Anyone who enters anything into a patient encounter must make sure the documentation is detailed, accurate and thorough. Now more than ever before “if you didn’t document it, it’s the same as if you didn’t do it.” Below are three examples that demonstrate why documentation is more important than ever before.
According to the U.S. Department of Health & Human Services Office of Inspector General (OIG) physicians should maintain accurate and complete medical records and documentation of the services they provide. In addition to ensuring patients receive appropriate care, good documentation practices helps address challenges raised against the integrity of bills – especially Medicare and Medicaid billing.
ICD-10-CM uses three to seven alpha numeric digits and full code titles. The changes in ICD-10-CM are in its organization and structure, code composition, and level of detail. For ICD-10-CM, good documentation practices are critical. Your documentation must be very specific about the details of procedures that are performed. With ICD-9, there were some “catch-all” codes; ICD-10 does not have these “catch-all” codes. To ensure proper reimbursement, your documentation must be specific and document in detail services that were provided to support ICD-10-CM codes.

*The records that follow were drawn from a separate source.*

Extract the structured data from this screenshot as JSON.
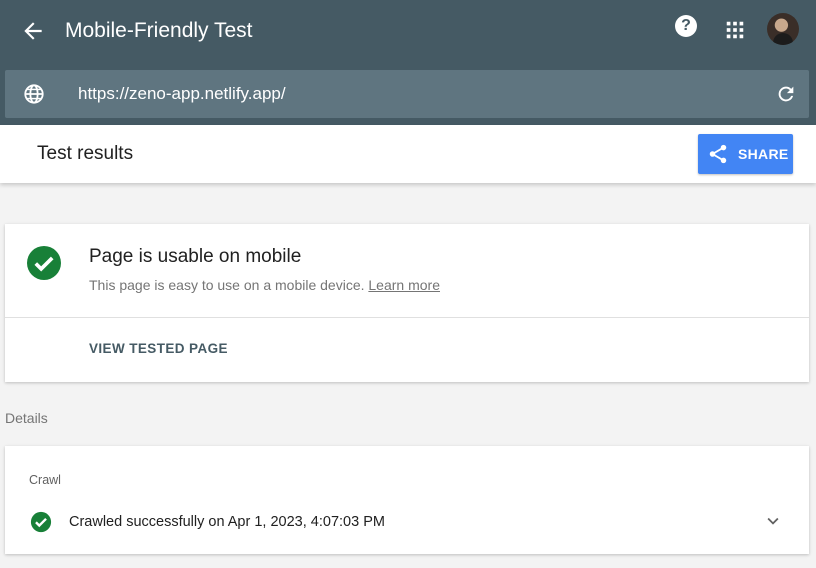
{
  "topbar": {
    "title": "Mobile-Friendly Test",
    "back_icon": "arrow-back-icon",
    "help_icon": "help-icon",
    "help_glyph": "?",
    "apps_icon": "apps-grid-icon",
    "avatar": "user-avatar"
  },
  "urlbar": {
    "globe_icon": "globe-icon",
    "url": "https://zeno-app.netlify.app/",
    "reload_icon": "reload-icon"
  },
  "results_header": {
    "title": "Test results",
    "share_label": "SHARE",
    "share_icon": "share-icon"
  },
  "status_card": {
    "icon": "check-circle-icon",
    "title": "Page is usable on mobile",
    "description": "This page is easy to use on a mobile device.",
    "learn_more": "Learn more",
    "view_tested_page": "VIEW TESTED PAGE"
  },
  "details": {
    "label": "Details"
  },
  "crawl_card": {
    "heading": "Crawl",
    "icon": "check-circle-icon",
    "status": "Crawled successfully on Apr 1, 2023, 4:07:03 PM",
    "expand_icon": "chevron-down-icon"
  },
  "colors": {
    "topbar": "#455a64",
    "urlbar": "#5f7580",
    "share_button": "#4285f4",
    "success_green": "#188038",
    "page_background": "#f3f3f3"
  }
}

Your documentation may be in either paper or electronic format – however, it is important to have it stored in one convenient location so that it is retrievable and reviewable upon request. If you are requested for an audit, the documentation will be used to validate that you accurately attested and to verify that the incentive payment was accurate. Therefore, it is extremely important that your documentation supports attestation data for meaningful use objectives and clinical quality measures.
As we mentioned in the opening paragraph “if you didn’t document it, it’s the same as if you didn’t do it.” For providers and healthcare organizations good documentation practices are more important than ever before – especially for ICD-10 and Meaningful Use purposes.